Una situación así podría prolongarse indefinidamente con nuevas preguntas como «¿por qué no te has puesto los zapatos todavía?» (el niño se centrará en las justificaciones), «¿cuántas veces tengo que pedirte que te pongas los zapatos?» (el niño pensará en el número de veces), «¿por qué te has puesto a jugar con la cuerda si tenemos que salir al cole?» (el niño sufrirá un cortocircuito).

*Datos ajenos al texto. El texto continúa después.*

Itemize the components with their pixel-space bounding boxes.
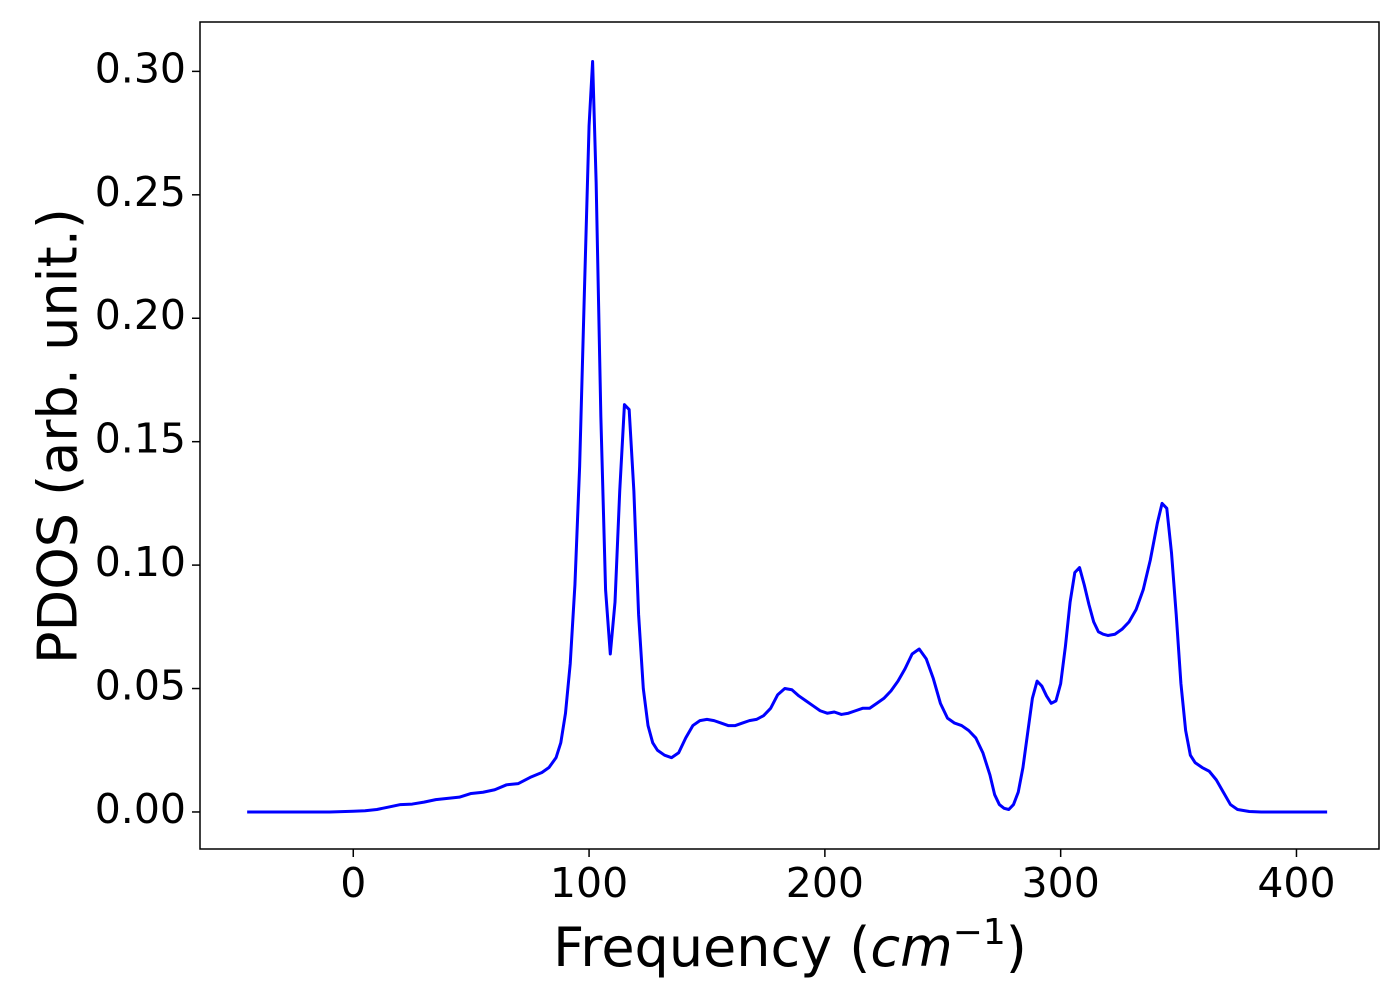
x-tick-label: 100 — [550, 859, 628, 907]
x-axis-label-part: cm — [870, 916, 952, 979]
x-axis-label-part: ) — [1006, 916, 1027, 979]
plot-frame — [199, 21, 1380, 850]
y-tick-label: 0.30 — [95, 44, 186, 92]
x-tick-label: 400 — [1257, 859, 1335, 907]
y-tick-label: 0.05 — [95, 662, 186, 710]
data-line — [247, 59, 1328, 814]
x-axis-label: Frequency (cm−1) — [553, 912, 1027, 979]
x-axis-label-part: Frequency ( — [553, 916, 870, 979]
y-tick-label: 0.20 — [95, 291, 186, 339]
x-tick-label: 200 — [786, 859, 864, 907]
y-tick-label: 0.15 — [95, 415, 186, 463]
y-axis-label: PDOS (arb. unit.) — [27, 208, 90, 664]
y-tick-label: 0.10 — [95, 538, 186, 586]
y-tick-label: 0.25 — [95, 168, 186, 216]
x-tick-label: 0 — [340, 859, 366, 907]
y-tick-label: 0.00 — [95, 785, 186, 833]
x-tick-label: 300 — [1022, 859, 1100, 907]
x-axis-label-part: −1 — [953, 912, 1006, 953]
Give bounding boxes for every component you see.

En la comunicación en la que una persona se encuentra en posición de autoridad y busca un solo resultado, las preguntas con opciones confunden al oyente, aunque intentemos ser con ellas agradables. Si quieres que alguien haga algo ¡sé preciso! No es incompatible con ser amable… Por ejemplo, podrías decir:
«Ponte los zapatos, por favor, que salimos ya para el colegio».
Y, si obtienes un «no» de forma recurrente, también podrías optar por utilizar una presuposición como la que te indicaba en la tabla superior, lo cual debería funcionar, al menos hasta que se hagan adolescentes 😉.
Si quieres obtener mejores resultados, ante todo evita frustrarte, elevar el tono de voz y gritar. Un tono violento reiterado podría ser todo lo que necesitan para convertirse en analfabetos relacionales.